The evolution to the new public network is already affecting power in ways AC and DC power engineers had never anticipated. These changes have significant implications for power equipment vendors and hosting facility providers.
Count uptime, not reliability. As much as we debate the merits of 99.9%, 99.99%, or 99.999% reliability, what really counts in the customer’s mind is: “How long can I keep my equipment running?” Reliability calculations are only that – calculations. In large scale networks involving multiple sites, there are just too many variables and intangibles to make a reliability calculation stick. When it comes to making performance guarantees, hosting companies must keep it simple, and their vendors must provide appropriate support. Switch and Data, for example, guarantees four hours of redundant backup and two hours of non-redundant backup if the utility AC fails.
Address system solutions. Power equipment vendors must ensure they fully understand their hosting customers’ system requirements for a given site. One hosting manager at a long-distance carrier lamented that his DC power equipment vendors “needed three times the field force and twice the time” to commission the large DC plants they were installing. Basic installation steps such as torquing lugs and tightening crimps properly can make a difference between uninterrupted service and an outage even with sophisticated power conversion equipment.

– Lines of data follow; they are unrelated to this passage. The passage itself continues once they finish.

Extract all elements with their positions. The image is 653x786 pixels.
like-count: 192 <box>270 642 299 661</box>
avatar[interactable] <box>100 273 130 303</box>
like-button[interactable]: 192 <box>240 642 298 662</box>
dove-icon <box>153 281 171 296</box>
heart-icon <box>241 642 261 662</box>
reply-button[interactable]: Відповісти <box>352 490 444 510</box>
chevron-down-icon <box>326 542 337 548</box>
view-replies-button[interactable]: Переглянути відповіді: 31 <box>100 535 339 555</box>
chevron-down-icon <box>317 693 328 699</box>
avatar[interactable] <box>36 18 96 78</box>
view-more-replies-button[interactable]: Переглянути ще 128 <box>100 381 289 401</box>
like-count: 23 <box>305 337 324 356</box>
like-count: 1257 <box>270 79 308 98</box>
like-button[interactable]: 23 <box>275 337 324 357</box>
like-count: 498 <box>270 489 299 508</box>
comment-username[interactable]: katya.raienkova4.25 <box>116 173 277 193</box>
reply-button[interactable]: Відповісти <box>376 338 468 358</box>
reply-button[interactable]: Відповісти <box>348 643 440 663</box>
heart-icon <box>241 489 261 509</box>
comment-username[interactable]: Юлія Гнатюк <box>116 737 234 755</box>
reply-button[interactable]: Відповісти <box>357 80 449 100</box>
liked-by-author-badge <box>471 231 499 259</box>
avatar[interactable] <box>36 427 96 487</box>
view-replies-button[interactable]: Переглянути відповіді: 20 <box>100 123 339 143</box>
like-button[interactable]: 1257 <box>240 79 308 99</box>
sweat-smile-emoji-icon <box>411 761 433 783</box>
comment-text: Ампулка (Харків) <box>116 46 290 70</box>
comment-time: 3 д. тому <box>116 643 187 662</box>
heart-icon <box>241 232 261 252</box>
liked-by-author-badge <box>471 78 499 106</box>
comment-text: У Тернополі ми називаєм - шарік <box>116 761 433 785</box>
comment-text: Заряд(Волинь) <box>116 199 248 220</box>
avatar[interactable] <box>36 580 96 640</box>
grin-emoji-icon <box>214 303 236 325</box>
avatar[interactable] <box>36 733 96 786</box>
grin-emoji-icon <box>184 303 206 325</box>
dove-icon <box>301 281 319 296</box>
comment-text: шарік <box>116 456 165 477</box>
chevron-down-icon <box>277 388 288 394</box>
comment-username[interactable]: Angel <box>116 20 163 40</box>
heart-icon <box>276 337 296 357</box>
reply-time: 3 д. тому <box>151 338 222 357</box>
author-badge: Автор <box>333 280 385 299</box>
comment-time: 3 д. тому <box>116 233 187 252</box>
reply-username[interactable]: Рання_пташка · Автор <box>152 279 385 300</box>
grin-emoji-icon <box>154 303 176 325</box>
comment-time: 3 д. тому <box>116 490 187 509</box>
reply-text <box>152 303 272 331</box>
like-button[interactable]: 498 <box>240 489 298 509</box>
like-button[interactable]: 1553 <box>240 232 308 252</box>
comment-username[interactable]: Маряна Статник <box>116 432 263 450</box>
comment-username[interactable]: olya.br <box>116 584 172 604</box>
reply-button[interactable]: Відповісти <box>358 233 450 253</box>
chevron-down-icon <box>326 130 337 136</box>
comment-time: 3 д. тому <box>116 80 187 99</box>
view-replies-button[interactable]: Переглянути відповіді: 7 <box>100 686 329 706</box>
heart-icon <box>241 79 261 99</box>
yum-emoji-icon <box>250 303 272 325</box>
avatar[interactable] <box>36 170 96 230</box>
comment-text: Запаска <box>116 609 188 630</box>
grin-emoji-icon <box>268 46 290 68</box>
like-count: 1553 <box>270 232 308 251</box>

Sell price/performance. New public network hosting companies are installing DC and AC UPS power systems in accordance with their assessment of cost, risk and quality of service. Many hosting companies like to adopt a “template” approach to developing their sites in different locations. Level 3 Communications calls it a “cookie-cutter” approach; Genuity refers to it as the “build unit.” This way, these carriers hedge against provisioning too much power ahead of demand.
This provisioning methodology minimizes capital expenditure and disruptions to customers. In reality, many hosting companies have found it is difficult to predict the mix of customers that will show up in the various locales and what their individual AC and DC power requirements will be. So the onus is on power system vendors to deliver flexible solutions that meet customer expectations for high availability and capital conservation.
The debate will continue about the relative cost and performance trade-offs between AC and DC powering methods. To make an informed decision about a given application, hosting companies need to know the comparative AC vs. DC data such as the cost per watt and the cost per watt per minute of backup. In the end, power equipment vendors must offer hosting companies cost-effective solutions while helping them manage the risks for their customers.